Enfin, un pourcentage identique sur tout un catalogue. Les remises réelles varient d'un article à l'autre, parce que les stocks et les marges varient. Un « -70 % sur tout » uniforme décrit un affichage, pas une négociation.
Aucun de ces trois signaux ne condamne une offre à lui seul. Ensemble, ils indiquent une chose utile : la page cherche à convaincre plutôt qu'à informer. C'est le moment de reprendre la vérification par le début.
Le test final : le prix plafond fixé à froid
Toute la méthode précédente peut être court-circuitée par une seule question, posée avant la vente.
Combien cet article vaut-il pour vous ? Pas combien il coûte, pas combien il est remisé : combien vous êtes prêt à payer pour l'avoir.
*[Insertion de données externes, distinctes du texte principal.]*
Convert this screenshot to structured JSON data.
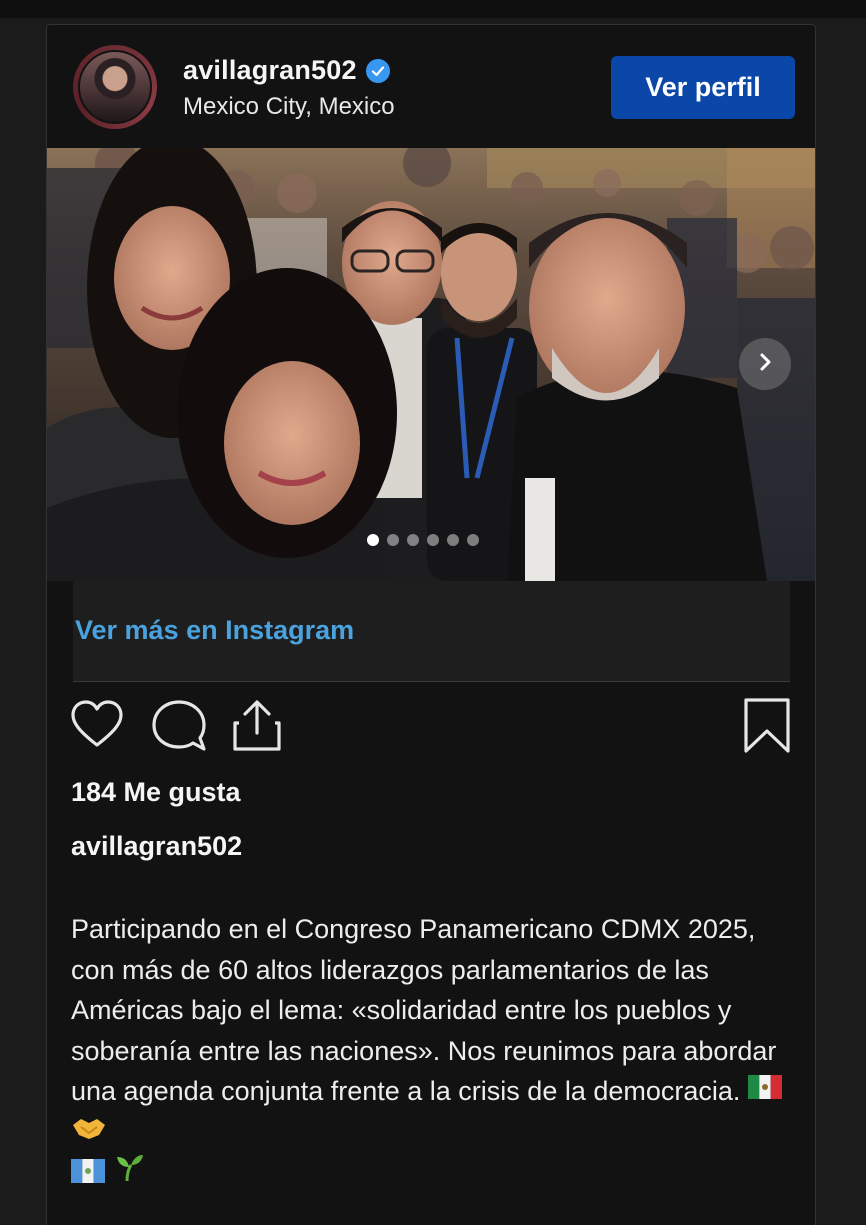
{
  "post": {
    "username": "avillagran502",
    "location": "Mexico City, Mexico",
    "view_profile_label": "Ver perfil",
    "view_more_label": "Ver más en Instagram",
    "likes_text": "184 Me gusta",
    "caption_user": "avillagran502",
    "caption_text": "Participando en el Congreso Panamericano CDMX 2025, con más de 60 altos liderazgos parlamentarios de las Américas bajo el lema: «solidaridad entre los pueblos y soberanía entre las naciones». Nos reunimos para abordar una agenda conjunta frente a la crisis de la democracia.",
    "carousel": {
      "total": 6,
      "current": 1
    },
    "verified": true,
    "icons": [
      "heart-icon",
      "comment-icon",
      "share-icon",
      "bookmark-icon",
      "chevron-right-icon",
      "verified-badge-icon"
    ],
    "emoji": [
      "mexico-flag",
      "handshake",
      "guatemala-flag",
      "seedling"
    ]
  },
  "colors": {
    "background": "#1b1b1b",
    "card": "#121212",
    "button": "#0a47a8",
    "link": "#4aa3df",
    "verified": "#3897f0"
  }
}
Ce nombre, fixé au calme, ne dépend d'aucun prix barré et ne bouge pas selon les compteurs.
Si le prix du panier est en dessous, c'est une affaire, quel que soit le pourcentage affiché — y compris à -20 %. S'il est au-dessus, ce n'en est pas une, y compris à -70 %. C'est la logique du plafond décrite dans la méthode pour préparer sa liste d'achats à l'avance, et c'est le seul contrôle qu'aucun affichage ne peut manipuler.
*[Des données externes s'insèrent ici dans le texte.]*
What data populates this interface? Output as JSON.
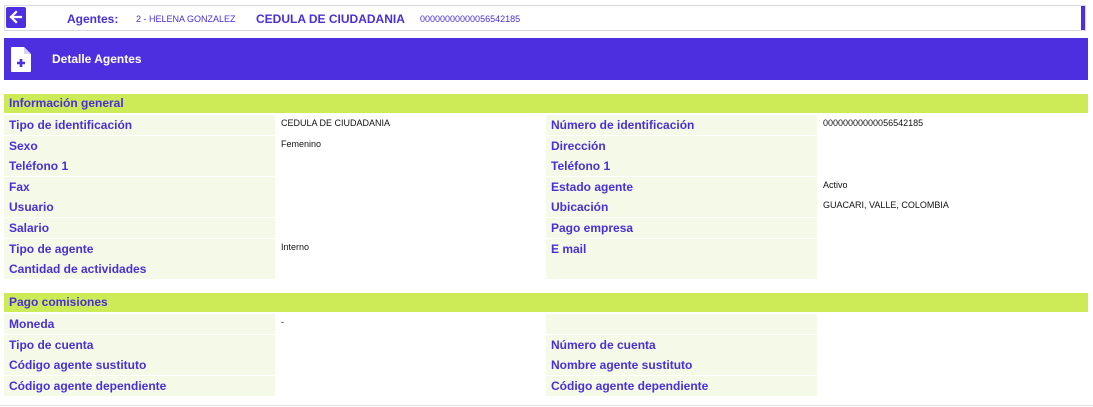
{
  "topbar": {
    "label": "Agentes:",
    "agent_name": "2 -  HELENA GONZALEZ",
    "doc_type": "CEDULA DE CIUDADANIA",
    "doc_number": "00000000000056542185"
  },
  "header": {
    "title": "Detalle Agentes"
  },
  "general": {
    "title": "Información general",
    "rows": [
      {
        "l1": "Tipo de identificación",
        "v1": "CEDULA DE CIUDADANIA",
        "l2": "Número de identificación",
        "v2": "00000000000056542185"
      },
      {
        "l1": "Sexo",
        "v1": "Femenino",
        "l2": "Dirección",
        "v2": ""
      },
      {
        "l1": "Teléfono 1",
        "v1": "",
        "l2": "Teléfono 1",
        "v2": ""
      },
      {
        "l1": "Fax",
        "v1": "",
        "l2": "Estado agente",
        "v2": "Activo"
      },
      {
        "l1": "Usuario",
        "v1": "",
        "l2": "Ubicación",
        "v2": "GUACARI, VALLE, COLOMBIA"
      },
      {
        "l1": "Salario",
        "v1": "",
        "l2": "Pago empresa",
        "v2": ""
      },
      {
        "l1": "Tipo de agente",
        "v1": "Interno",
        "l2": "E mail",
        "v2": ""
      },
      {
        "l1": "Cantidad de actividades",
        "v1": "",
        "l2": "",
        "v2": ""
      }
    ]
  },
  "commissions": {
    "title": "Pago comisiones",
    "rows": [
      {
        "l1": "Moneda",
        "v1": "-",
        "l2": "",
        "v2": ""
      },
      {
        "l1": "Tipo de cuenta",
        "v1": "",
        "l2": "Número de cuenta",
        "v2": ""
      },
      {
        "l1": "Código agente sustituto",
        "v1": "",
        "l2": "Nombre agente sustituto",
        "v2": ""
      },
      {
        "l1": "Código agente dependiente",
        "v1": "",
        "l2": "Código agente dependiente",
        "v2": ""
      }
    ]
  }
}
Ajoutez-y le total réel, pas le prix de l'article : livraison et éventuels frais de retour compris, selon les CGV du vendeur. Une remise avalée par la logistique n'est pas une remise, et l'arbitrage se fait toujours sur le montant qui quitte le compte, comme le rappelle l'article sur la façon de tenir une enveloppe d'achats sur l'année.
En résumé
Le pourcentage mesure la générosité du prix barré, pas celle de l'offre. Identifiez la nature de la référence, reconstituez le prix courant réel chez un vendeur livrant en Suisse, consultez l'historique quand la catégorie le permet, et confrontez le total au plafond que vous aviez fixé à froid.
Deux minutes, sur un article à plusieurs dizaines de francs. Le vrai enseignement de cet exercice n'est pas que les remises seraient fausses — beaucoup sont réelles. C'est qu'un acheteur qui vérifie n'a plus besoin de croire le pourcentage, ce qui le rend indifférent à la manière dont il est affiché.